Evaluating the Utility and Limitations of Machine Learning Tumor Segmentation for Automated Longitudinal RANO Treatment Response Classification.
Authors
Affiliations (2)
Affiliations (2)
- From the Department of Neuroradiology (P.K., A.N., H.S., S.A., A.M., C.B., M.W., K.S.), Division of Diagnostic Imaging, MD Anderson Cancer Center, Houston, TX and Department of Radiology (M.W.), The University of Texas Medical Branch, Galveston, TX. [email protected].

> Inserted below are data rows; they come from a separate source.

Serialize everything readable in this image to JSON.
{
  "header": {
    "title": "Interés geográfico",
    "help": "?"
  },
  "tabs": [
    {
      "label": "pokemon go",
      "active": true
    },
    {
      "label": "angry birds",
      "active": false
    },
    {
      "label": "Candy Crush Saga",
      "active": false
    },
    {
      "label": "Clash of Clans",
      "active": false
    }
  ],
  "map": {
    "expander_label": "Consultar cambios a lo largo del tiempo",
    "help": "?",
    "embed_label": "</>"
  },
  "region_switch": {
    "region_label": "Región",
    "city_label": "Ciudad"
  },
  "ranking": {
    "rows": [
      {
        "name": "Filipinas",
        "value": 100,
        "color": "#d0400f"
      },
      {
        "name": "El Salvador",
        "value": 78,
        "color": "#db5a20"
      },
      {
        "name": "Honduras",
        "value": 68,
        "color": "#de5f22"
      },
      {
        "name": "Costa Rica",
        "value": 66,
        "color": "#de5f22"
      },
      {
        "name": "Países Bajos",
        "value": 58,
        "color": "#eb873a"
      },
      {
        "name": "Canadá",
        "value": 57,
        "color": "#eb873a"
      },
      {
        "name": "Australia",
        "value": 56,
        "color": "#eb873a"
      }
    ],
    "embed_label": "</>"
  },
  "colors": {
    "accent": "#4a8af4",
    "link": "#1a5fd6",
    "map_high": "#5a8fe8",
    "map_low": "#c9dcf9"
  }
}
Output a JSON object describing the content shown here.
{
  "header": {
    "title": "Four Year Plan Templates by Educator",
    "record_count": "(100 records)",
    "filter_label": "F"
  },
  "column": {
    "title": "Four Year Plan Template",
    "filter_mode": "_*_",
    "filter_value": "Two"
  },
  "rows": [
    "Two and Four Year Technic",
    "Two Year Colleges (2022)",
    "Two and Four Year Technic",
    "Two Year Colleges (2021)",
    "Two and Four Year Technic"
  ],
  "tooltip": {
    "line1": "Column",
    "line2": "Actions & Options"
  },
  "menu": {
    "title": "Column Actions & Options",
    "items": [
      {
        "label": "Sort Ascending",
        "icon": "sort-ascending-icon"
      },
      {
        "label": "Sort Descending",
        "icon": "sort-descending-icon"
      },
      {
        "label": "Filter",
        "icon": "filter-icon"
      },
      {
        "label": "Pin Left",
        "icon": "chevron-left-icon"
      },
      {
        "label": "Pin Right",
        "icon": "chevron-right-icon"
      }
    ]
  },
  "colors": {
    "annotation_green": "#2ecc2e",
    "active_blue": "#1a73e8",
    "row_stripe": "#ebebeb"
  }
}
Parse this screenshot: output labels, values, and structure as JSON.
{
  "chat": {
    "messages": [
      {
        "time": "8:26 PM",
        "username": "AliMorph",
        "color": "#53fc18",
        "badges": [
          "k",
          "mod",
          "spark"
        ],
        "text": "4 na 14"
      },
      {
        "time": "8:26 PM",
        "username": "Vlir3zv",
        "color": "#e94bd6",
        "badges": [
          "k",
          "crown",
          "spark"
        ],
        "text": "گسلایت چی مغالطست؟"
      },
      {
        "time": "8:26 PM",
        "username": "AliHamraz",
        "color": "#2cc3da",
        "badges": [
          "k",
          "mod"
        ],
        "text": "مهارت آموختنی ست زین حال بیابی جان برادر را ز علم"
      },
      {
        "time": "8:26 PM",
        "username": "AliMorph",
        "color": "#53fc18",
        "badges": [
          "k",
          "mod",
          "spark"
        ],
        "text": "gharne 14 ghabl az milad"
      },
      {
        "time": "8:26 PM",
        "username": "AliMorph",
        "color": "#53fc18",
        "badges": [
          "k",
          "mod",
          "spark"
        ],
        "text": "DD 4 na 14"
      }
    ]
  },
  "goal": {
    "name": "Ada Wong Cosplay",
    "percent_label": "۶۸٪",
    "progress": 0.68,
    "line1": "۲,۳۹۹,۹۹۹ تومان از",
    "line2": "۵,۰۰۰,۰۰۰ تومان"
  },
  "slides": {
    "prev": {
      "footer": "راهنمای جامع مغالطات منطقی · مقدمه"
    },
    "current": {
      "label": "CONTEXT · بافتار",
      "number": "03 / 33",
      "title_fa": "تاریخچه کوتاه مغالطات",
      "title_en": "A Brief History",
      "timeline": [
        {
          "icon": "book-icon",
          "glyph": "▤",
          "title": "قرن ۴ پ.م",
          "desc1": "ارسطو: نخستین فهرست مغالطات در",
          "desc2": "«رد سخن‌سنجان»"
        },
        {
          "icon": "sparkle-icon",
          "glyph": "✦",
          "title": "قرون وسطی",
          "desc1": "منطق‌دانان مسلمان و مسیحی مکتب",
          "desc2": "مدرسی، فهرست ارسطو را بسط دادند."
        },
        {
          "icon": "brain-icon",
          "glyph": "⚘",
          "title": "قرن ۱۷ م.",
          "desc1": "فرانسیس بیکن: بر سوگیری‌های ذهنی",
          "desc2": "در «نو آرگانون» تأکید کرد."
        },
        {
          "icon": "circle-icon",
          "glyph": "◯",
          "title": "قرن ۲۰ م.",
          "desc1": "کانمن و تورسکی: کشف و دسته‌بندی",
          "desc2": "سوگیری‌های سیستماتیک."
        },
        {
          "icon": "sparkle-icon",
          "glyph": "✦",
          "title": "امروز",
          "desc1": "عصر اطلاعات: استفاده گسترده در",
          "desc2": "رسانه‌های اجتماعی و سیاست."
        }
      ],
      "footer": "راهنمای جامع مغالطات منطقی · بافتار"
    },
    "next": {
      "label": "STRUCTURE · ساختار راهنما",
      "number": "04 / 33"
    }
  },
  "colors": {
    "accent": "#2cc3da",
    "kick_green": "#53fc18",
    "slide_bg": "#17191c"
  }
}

- From the Department of Neuroradiology (P.K., A.N., H.S., S.A., A.M., C.B., M.W., K.S.), Division of Diagnostic Imaging, MD Anderson Cancer Center, Houston, TX and Department of Radiology (M.W.), The University of Texas Medical Branch, Galveston, TX.
Abstract
Machine learning segmentation has emerged in tumor assessment with high performance in volumetric evaluation of brain tumors. It is unclear, however, if such methods can be translated into full end-to-end clinical tools for assessing treatment response. This study aims to assess the ability and current limitations of machine learning of performing fully automated longitudinal Response Assessment in Neuro-Oncology (RANO). An nnU-Net model was trained for segmentation on 4,162 MRIs of pre- and post-treatment brain tumors. A separate dataset of 91 patients was preprocessed, including co-registration for longitudinal lesion tracking. The nnU-Net model was used to segment enhancing tumor on the longitudinal dataset. After excluding patients classified as progression due to T2/FLAIR changes or clinical criteria, 233 pairwise MRI comparisons remained for 60 patients. Using auto-segmented tumor masks, comparisons were classified into Progressive Disease (PD), Partial Response (PR), Stable Disease (SD), and Complete Response (CR) according to the original RANO criteria based on 2D lesion size, measurable criteria, appearance of new lesions, and changes over time. Model results were compared to expert ground truth and evaluated for accuracy in classifying PD and non-PD disease, per class accuracy, and a variety of performance metrics. All discrepant cases were manually reviewed to classify the cause of error. The model was 77.7% (95% CI 70.6%-84.2%) accurate in distinguishing PD and non-PD disease with sensitivity 92.1% (86.2%-97.3%) and specificity 60.4% (43.4%-74.7%). The highest per-class accuracy was PD at 92.1% (86.2%-97.3%), with much lower performance for non-PD categories, worst for PR at 14.3% (0.0%-38.5%). Patient-averaged accuracy was 66.9% (58.2%-75.3%). False positive PD predictions were commonly due to evolving changes around the resection cavity, affecting the morphology and location of enhancement and accounting for 32.8% of SD classifications. Other causes of error included changing morphology but similar volume of enhancement, missed lesions in less typical locations, and radiation necrosis. Automated tumor segmentation is emerging in treatment response assessment, though highly trained segmentation models are still met with limitations in fully automated response assessment due to nuances such as post-surgical enhancement and comparing location and morphology changes between timepoints.